Этот вопрос занимал сейчас Асотля куда более других. Пока было ясно одно: Куатемок не просто аристократ-пилли, а человек, вне всяких сомнений, связанный с царствующим в Теночтитлане домом, – иначе с чего бы ему именовать великого тлатоани Асотля своим предком?

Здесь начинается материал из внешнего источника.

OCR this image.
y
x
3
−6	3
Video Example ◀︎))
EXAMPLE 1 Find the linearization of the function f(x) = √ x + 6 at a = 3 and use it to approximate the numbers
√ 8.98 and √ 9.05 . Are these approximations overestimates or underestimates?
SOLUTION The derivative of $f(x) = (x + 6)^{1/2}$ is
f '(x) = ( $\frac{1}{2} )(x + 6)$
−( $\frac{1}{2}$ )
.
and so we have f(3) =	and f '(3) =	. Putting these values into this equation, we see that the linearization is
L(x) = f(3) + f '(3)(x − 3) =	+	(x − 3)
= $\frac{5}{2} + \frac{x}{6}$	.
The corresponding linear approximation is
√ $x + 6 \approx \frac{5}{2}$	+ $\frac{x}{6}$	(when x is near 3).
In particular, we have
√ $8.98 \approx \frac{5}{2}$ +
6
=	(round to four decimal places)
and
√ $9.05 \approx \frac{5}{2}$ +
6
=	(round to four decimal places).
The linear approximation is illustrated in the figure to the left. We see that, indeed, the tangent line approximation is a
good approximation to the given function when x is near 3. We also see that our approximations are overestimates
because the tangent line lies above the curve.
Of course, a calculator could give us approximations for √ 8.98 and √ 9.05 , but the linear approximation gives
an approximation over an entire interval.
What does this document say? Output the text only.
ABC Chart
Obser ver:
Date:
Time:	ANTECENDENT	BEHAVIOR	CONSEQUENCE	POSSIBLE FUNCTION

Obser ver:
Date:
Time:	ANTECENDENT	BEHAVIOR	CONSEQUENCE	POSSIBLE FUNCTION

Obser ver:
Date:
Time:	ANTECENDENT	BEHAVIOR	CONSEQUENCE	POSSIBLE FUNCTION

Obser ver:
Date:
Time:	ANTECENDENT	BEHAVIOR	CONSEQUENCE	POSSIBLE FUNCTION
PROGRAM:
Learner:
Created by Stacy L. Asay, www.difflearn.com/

И этот отряд… Не каждому аристократу будут подчиняться элитные "воины-ягуары". Командир которых – тот самый дылда – ни словом не перечил, когда Куатемок распорядился судьбой пленных. Кстати, вот командира и расспросить…

Как вот только его зовут? Узнать бы…

В тени скалы, на берегу журчащего ручья воины разложили костер, и вкусный запах жаренного на вертеле пекари распространился до самого леса, вызывая обильное слюноотделение у "воинов-ягуаров" и пленников, теперь уже – бывших.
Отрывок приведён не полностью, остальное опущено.